Indicazioni sulla lotta contro la discriminazione e a favore dell’inclusione dovranno attraversare tutte le politiche, le legislazioni e i programmi di finanziamento dell’Unione Europea.
Il nuovo programma Cittadini, uguaglianza, diritti e valori supporterà azioni specifiche per combattere la discriminazione, il razzismo e la xenofobia, altri programmi come Horizon e Next Generation EU supporteranno gli interventi di inclusione.
Partecipazione e dialogo antidoto al razzismo istituzionale
La Commissione sottolinea come, ad oggi, i gruppi a forte rischio di esclusione e di discriminazione fatichino a partecipare e a farsi rappresentare politicamente. Una raccolta dati efficace darà conto dell’entità del problema mentre la cooperazione con i partiti politici europei e la società civile, dovrebbe servire nelle intenzioni della Commissione, a migliorare la partecipazione alla vita politica delle minoranze. Collegate al tema della partecipazione, specifiche misure (creazione di un ufficio dedicato, formazione interna del personale, accesso ai tirocini) sono volte a definire politiche del personale che consentano la collaborazione della Commissione con rappresentanti delle minoranze.
L’ascolto e il dialogo costante tra i diversi livelli istituzionali (locale, regionale, nazionale e internazionale) e tra i diversi attori (istituzionali, politici, sociali, culturali) sono considerati, almeno sulla carta, una priorità. La scelta di nominare un Coordinatore antirazzismo come portavoce delle problematiche delle minoranze e interlocutore degli Stati membri, della Commissione e della società civile sembra interpretare questa esigenza sul piano politico.

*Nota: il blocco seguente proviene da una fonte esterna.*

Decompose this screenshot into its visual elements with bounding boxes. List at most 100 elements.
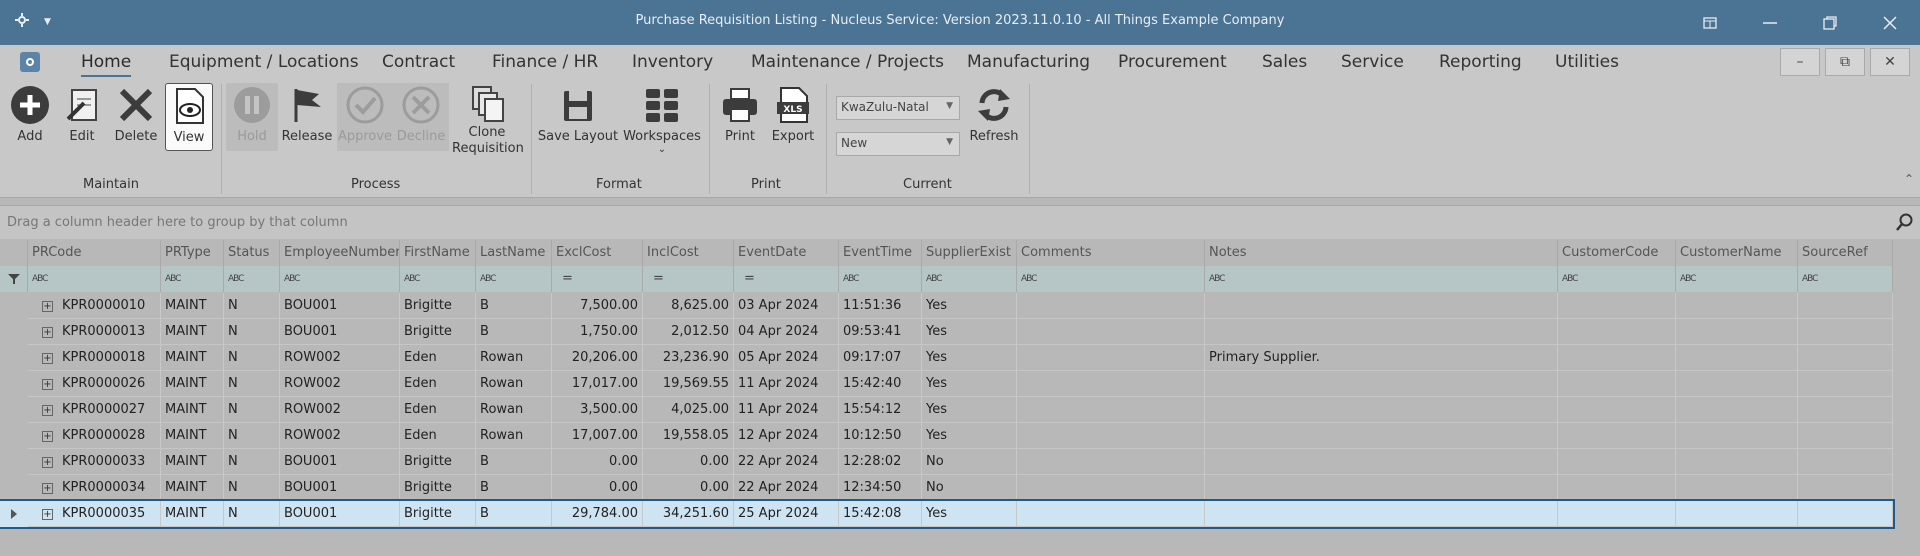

Non resta che seguire l’evoluzione dei prossimi mesi per capire se gli obiettivi identificati dalla Commissione sono destinati a restare sulla carta o, al contrario, troveranno un riscontro sia a livello comunitario che nazionale. Molte proposte contenute nel documento non comportano infatti vincoli stringenti per gli Stati membri, ma sono piuttosto semplici esortazioni o raccomandazioni a fare di più. La lettura del piano evidenzia inoltre una certa reticenza a porre l’attenzione sulle diverse forme di discriminazione istituzionale e politica. L’organizzazione di un vertice europeo contro il razzismo programmato per il prossimo marzo 2021 non è accompagnata dall’annuncio di specifici interventi legislativi che affrontino in modo specifico il tema di un coinvolgimento attivo dei partiti politici nel contrasto della propaganda politica discriminatoria.
La speranza è che anche l’Italia si doti di un nuovo Piano nazionale di azione contro il razzismo che individui (come suggerisce del resto la Commissione) le priorità, gli obiettivi, le misure da adottare, tempi precisi e le risorse necessarie per far funzionare un sistema di prevenzione e di tutela efficace, capillare e soprattutto di prossimità a chi il razzismo lo subisce ogni giorno sulla propria pelle.